Is there a way to determine what encoding was specified for an
XML document after parsing?

I'm referring to the case when an encoding is explicitly specified
in the XML declaration, like in:

  <?xml version="1.0" encoding="ISO-8859-5"?>

I've browsed the SAX and DOM javadocs looking for an "official"
way of determining the document's original encoding to no avail
so far... (Btw, my tests reveal that this declaration is _not_
processed as a processing instruction)

This would be very handy for XSP: for proper i18n support,
generated Java programs should be compiled using the same
encoding as the original document. Right now, the author must
specify (redundantly) the encoding as an attribute in the
<xsp:page> root element. We're working on making this root
element optional, so if there's a way of finding out what the
original encoding was we'd remove one more case in which the
<xsp:page> root element is necessary.

Any ideas?

Ricardo

Re: [Cocoon Devel] Re: How to determine encoding?

Posted by Stephen Zisk <sz...@mediabridge.net>.


> >>Is there a way to determine what encoding was specified for an
> >>XML document after parsing?
>
>Ricardo,
>Did you ever work out how to do this?
>How?
>
>thanks Jeremy


Am I missing something?

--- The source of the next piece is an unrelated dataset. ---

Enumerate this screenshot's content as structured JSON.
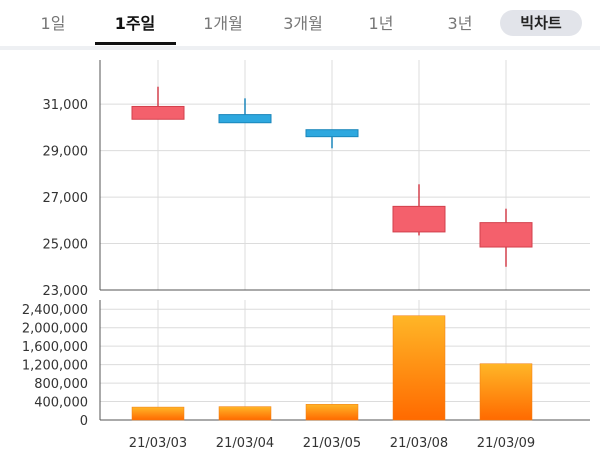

I would have said that if there is not explicit 
encoding information, there is no way to accurately derive the encoding. 
The ISO-8859-x character encoding definitions, Windows code pages, and even 
UTF-8 all represent the ASCII character complement using the same one-byte 
encoding as ASCII itself, so unless you propose accented character and 
language matching, how can you distinguish among any of these in a file 
when most of the characters are part of the ASCII complement?

You might have a chance distinguishing UTF-8 from the others by recognizing 
common multi-byte sequences, but for all of the one-byte encodings, most of 
the non-ASCII character codes represent meaningful characters. This is 
especially true for minor variants like ISO-8859-1 vs ISO-8859-17.

Stephen Zisk

----------
Stephen Zisk                      MediaBridge Technologies
email:  szisk@mediabridge.net     100 Nagog Park
tel:    978-795-7040              Acton, MA 01720    USA
fax:    978-795-7100              http://www.mediabridge.net

Re: How to determine encoding?

Posted by Jeremy Quinn <je...@media.demon.co.uk>.

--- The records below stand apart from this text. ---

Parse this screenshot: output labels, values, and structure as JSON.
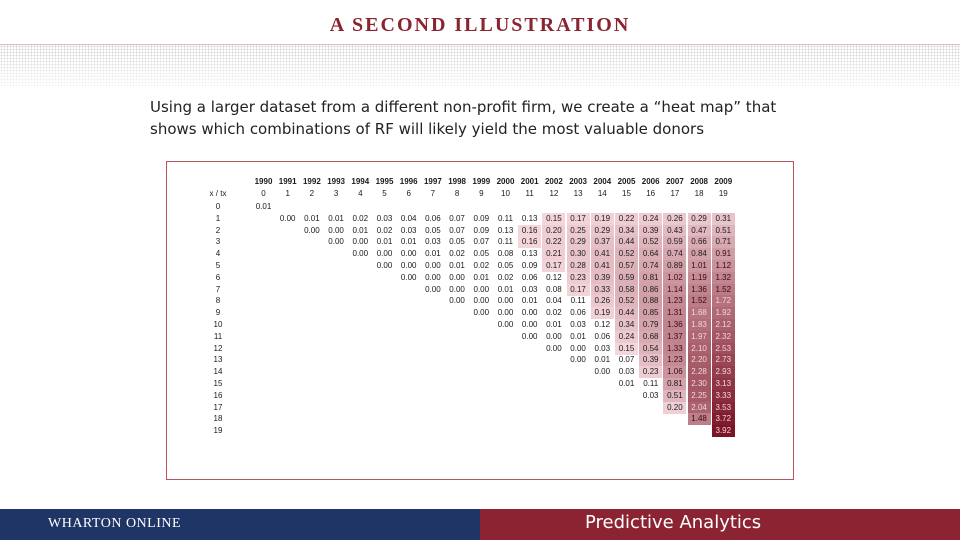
{
  "header": {
    "title": "A SECOND ILLUSTRATION"
  },
  "intro": {
    "line1": "Using a larger dataset from a different non-profit firm, we create a “heat map” that",
    "line2": "shows which combinations of RF will likely yield the most valuable donors"
  },
  "table": {
    "corner_label": "x / tx",
    "years": [
      "1990",
      "1991",
      "1992",
      "1993",
      "1994",
      "1995",
      "1996",
      "1997",
      "1998",
      "1999",
      "2000",
      "2001",
      "2002",
      "2003",
      "2004",
      "2005",
      "2006",
      "2007",
      "2008",
      "2009"
    ],
    "tx": [
      "0",
      "1",
      "2",
      "3",
      "4",
      "5",
      "6",
      "7",
      "8",
      "9",
      "10",
      "11",
      "12",
      "13",
      "14",
      "15",
      "16",
      "17",
      "18",
      "19"
    ],
    "row_labels": [
      "0",
      "1",
      "2",
      "3",
      "4",
      "5",
      "6",
      "7",
      "8",
      "9",
      "10",
      "11",
      "12",
      "13",
      "14",
      "15",
      "16",
      "17",
      "18",
      "19"
    ],
    "rows": [
      [
        "0.01",
        "",
        "",
        "",
        "",
        "",
        "",
        "",
        "",
        "",
        "",
        "",
        "",
        "",
        "",
        "",
        "",
        "",
        "",
        ""
      ],
      [
        "",
        "0.00",
        "0.01",
        "0.01",
        "0.02",
        "0.03",
        "0.04",
        "0.06",
        "0.07",
        "0.09",
        "0.11",
        "0.13",
        "0.15",
        "0.17",
        "0.19",
        "0.22",
        "0.24",
        "0.26",
        "0.29",
        "0.31"
      ],
      [
        "",
        "",
        "0.00",
        "0.00",
        "0.01",
        "0.02",
        "0.03",
        "0.05",
        "0.07",
        "0.09",
        "0.13",
        "0.16",
        "0.20",
        "0.25",
        "0.29",
        "0.34",
        "0.39",
        "0.43",
        "0.47",
        "0.51"
      ],
      [
        "",
        "",
        "",
        "0.00",
        "0.00",
        "0.01",
        "0.01",
        "0.03",
        "0.05",
        "0.07",
        "0.11",
        "0.16",
        "0.22",
        "0.29",
        "0.37",
        "0.44",
        "0.52",
        "0.59",
        "0.66",
        "0.71"
      ],
      [
        "",
        "",
        "",
        "",
        "0.00",
        "0.00",
        "0.00",
        "0.01",
        "0.02",
        "0.05",
        "0.08",
        "0.13",
        "0.21",
        "0.30",
        "0.41",
        "0.52",
        "0.64",
        "0.74",
        "0.84",
        "0.91"
      ],
      [
        "",
        "",
        "",
        "",
        "",
        "0.00",
        "0.00",
        "0.00",
        "0.01",
        "0.02",
        "0.05",
        "0.09",
        "0.17",
        "0.28",
        "0.41",
        "0.57",
        "0.74",
        "0.89",
        "1.01",
        "1.12"
      ],
      [
        "",
        "",
        "",
        "",
        "",
        "",
        "0.00",
        "0.00",
        "0.00",
        "0.01",
        "0.02",
        "0.06",
        "0.12",
        "0.23",
        "0.39",
        "0.59",
        "0.81",
        "1.02",
        "1.19",
        "1.32"
      ],
      [
        "",
        "",
        "",
        "",
        "",
        "",
        "",
        "0.00",
        "0.00",
        "0.00",
        "0.01",
        "0.03",
        "0.08",
        "0.17",
        "0.33",
        "0.58",
        "0.86",
        "1.14",
        "1.36",
        "1.52"
      ],
      [
        "",
        "",
        "",
        "",
        "",
        "",
        "",
        "",
        "0.00",
        "0.00",
        "0.00",
        "0.01",
        "0.04",
        "0.11",
        "0.26",
        "0.52",
        "0.88",
        "1.23",
        "1.52",
        "1.72"
      ],
      [
        "",
        "",
        "",
        "",
        "",
        "",
        "",
        "",
        "",
        "0.00",
        "0.00",
        "0.00",
        "0.02",
        "0.06",
        "0.19",
        "0.44",
        "0.85",
        "1.31",
        "1.68",
        "1.92"
      ],
      [
        "",
        "",
        "",
        "",
        "",
        "",
        "",
        "",
        "",
        "",
        "0.00",
        "0.00",
        "0.01",
        "0.03",
        "0.12",
        "0.34",
        "0.79",
        "1.36",
        "1.83",
        "2.12"
      ],
      [
        "",
        "",
        "",
        "",
        "",
        "",
        "",
        "",
        "",
        "",
        "",
        "0.00",
        "0.00",
        "0.01",
        "0.06",
        "0.24",
        "0.68",
        "1.37",
        "1.97",
        "2.32"
      ],
      [
        "",
        "",
        "",
        "",
        "",
        "",
        "",
        "",
        "",
        "",
        "",
        "",
        "0.00",
        "0.00",
        "0.03",
        "0.15",
        "0.54",
        "1.33",
        "2.10",
        "2.53"
      ],
      [
        "",
        "",
        "",
        "",
        "",
        "",
        "",
        "",
        "",
        "",
        "",
        "",
        "",
        "0.00",
        "0.01",
        "0.07",
        "0.39",
        "1.23",
        "2.20",
        "2.73"
      ],
      [
        "",
        "",
        "",
        "",
        "",
        "",
        "",
        "",
        "",
        "",
        "",
        "",
        "",
        "",
        "0.00",
        "0.03",
        "0.23",
        "1.06",
        "2.28",
        "2.93"
      ],
      [
        "",
        "",
        "",
        "",
        "",
        "",
        "",
        "",
        "",
        "",
        "",
        "",
        "",
        "",
        "",
        "0.01",
        "0.11",
        "0.81",
        "2.30",
        "3.13"
      ],
      [
        "",
        "",
        "",
        "",
        "",
        "",
        "",
        "",
        "",
        "",
        "",
        "",
        "",
        "",
        "",
        "",
        "0.03",
        "0.51",
        "2.25",
        "3.33"
      ],
      [
        "",
        "",
        "",
        "",
        "",
        "",
        "",
        "",
        "",
        "",
        "",
        "",
        "",
        "",
        "",
        "",
        "",
        "0.20",
        "2.04",
        "3.53"
      ],
      [
        "",
        "",
        "",
        "",
        "",
        "",
        "",
        "",
        "",
        "",
        "",
        "",
        "",
        "",
        "",
        "",
        "",
        "",
        "1.48",
        "3.72"
      ],
      [
        "",
        "",
        "",
        "",
        "",
        "",
        "",
        "",
        "",
        "",
        "",
        "",
        "",
        "",
        "",
        "",
        "",
        "",
        "",
        "3.92"
      ]
    ],
    "heat_low_color": "#f4d7dc",
    "heat_high_color": "#7a1527"
  },
  "footer": {
    "left_text": "WHARTON ONLINE",
    "right_text": "Predictive Analytics",
    "left_color": "#1f3566",
    "right_color": "#8b2332"
  }
}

At 11:19 +0100 04/08/00, Jeremy Quinn wrote:
>At 14:09 -0500 03/08/00, Ricardo Rocha wrote:
>>
>>Is there a way to determine what encoding was specified for an
>>XML document after parsing?

Ricardo,

Did you ever work out how to do this?

How?

thanks Jeremy
-- 
   ___________________________________________________________________

   Jeremy Quinn                                           Karma Divers
                                                       webSpace Design
                                            HyperMedia Research Centre

   <ma...@mac.com>     		 <http://www.media.demon.co.uk>
    <phone:+44.[0].20.7737.6831>        <pa...@sms.genie.co.uk>

Re: How to determine encoding?

Posted by Jeremy Quinn <je...@media.demon.co.uk>.

At 14:09 -0500 03/08/00, Ricardo Rocha wrote:
>
>Is there a way to determine what encoding was specified for an
>XML document after parsing?

I doubt this helps ....

But I did something like this in the FP TagLib fpResource Library:


public Document loadDocument(File f) {
	DOMParser parser = new DOMParser();
	try {
		InputSource is = new InputSource(f.toString());
		String enc = is.getEncoding();
		if (!enc.equals("")) { workEncoding = enc; }
		parser.parse(is);
	} catch (Exception e) {}
}

regards Jeremy
-- 
   ___________________________________________________________________

   Jeremy Quinn                                           Karma Divers
                                                       webSpace Design
                                            HyperMedia Research Centre

   <ma...@mac.com>     		 <http://www.media.demon.co.uk>
    <phone:+44.[0].20.7737.6831>        <pa...@sms.genie.co.uk>